Destruction d’espèces protégées : un procès annoncé en mars 2026 pour Olivier Bouygues et ses co-inculpés

La suite judiciaire est déjà amorcée. Selon Le Télégramme du 10 juillet 2025, cinq personnes – dont Olivier Bouygues – seront renvoyées devant le tribunal correctionnel en mars 2026. Les charges sont claires : destruction d’espèces protégées en bande organisée, actes de braconnage et maintien d’un élevage clandestin de sangliers.

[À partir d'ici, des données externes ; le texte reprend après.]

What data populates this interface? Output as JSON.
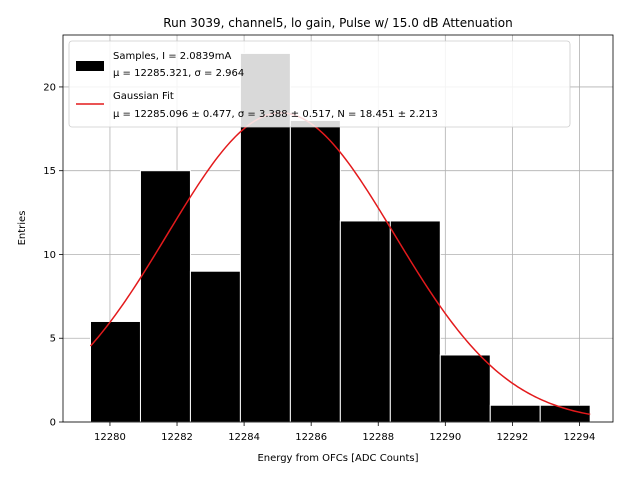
{
  "chart_data": {
    "type": "bar",
    "title": "Run 3039, channel5, lo gain, Pulse w/ 15.0 dB Attenuation",
    "xlabel": "Energy from OFCs [ADC Counts]",
    "ylabel": "Entries",
    "xlim": [
      12278.6,
      12295.0
    ],
    "ylim": [
      0,
      23.1
    ],
    "xticks": [
      12280,
      12282,
      12284,
      12286,
      12288,
      12290,
      12292,
      12294
    ],
    "yticks": [
      0,
      5,
      10,
      15,
      20
    ],
    "grid": true,
    "legend_position": "top-left",
    "histogram": {
      "name": "Samples, I = 2.0839mA",
      "stats": "μ = 12285.321, σ = 2.964",
      "bin_edges": [
        12279.42,
        12280.91,
        12282.4,
        12283.89,
        12285.38,
        12286.87,
        12288.36,
        12289.85,
        12291.34,
        12292.83,
        12294.32
      ],
      "counts": [
        6,
        15,
        9,
        22,
        18,
        12,
        12,
        4,
        1,
        1
      ],
      "color": "#000000"
    },
    "fit": {
      "name": "Gaussian Fit",
      "params": "μ = 12285.096 ± 0.477, σ = 3.388 ± 0.517, N = 18.451 ± 2.213",
      "mu": 12285.096,
      "sigma": 3.388,
      "amplitude": 18.451,
      "x_range": [
        12279.42,
        12294.32
      ],
      "color": "#e31a1c"
    }
  }
}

Les faits reprochés, s’ils sont confirmés, pourraient exposer les mis en cause à des peines allant jusqu’à trois ans de prison et 150 000 euros d’amende, conformément à l’article L. 415-3 du Code de l’environnement. La Ligue pour la protection des oiseaux (LPO) et d’autres organisations environnementales se sont constituées parties civiles dans cette affaire, espérant obtenir une condamnation exemplaire. Pour ces associations, la présence de prédateurs éliminés systématiquement dans les domaines de chasse n’est pas une anecdote, c’est un symptôme d’un système écocidaire.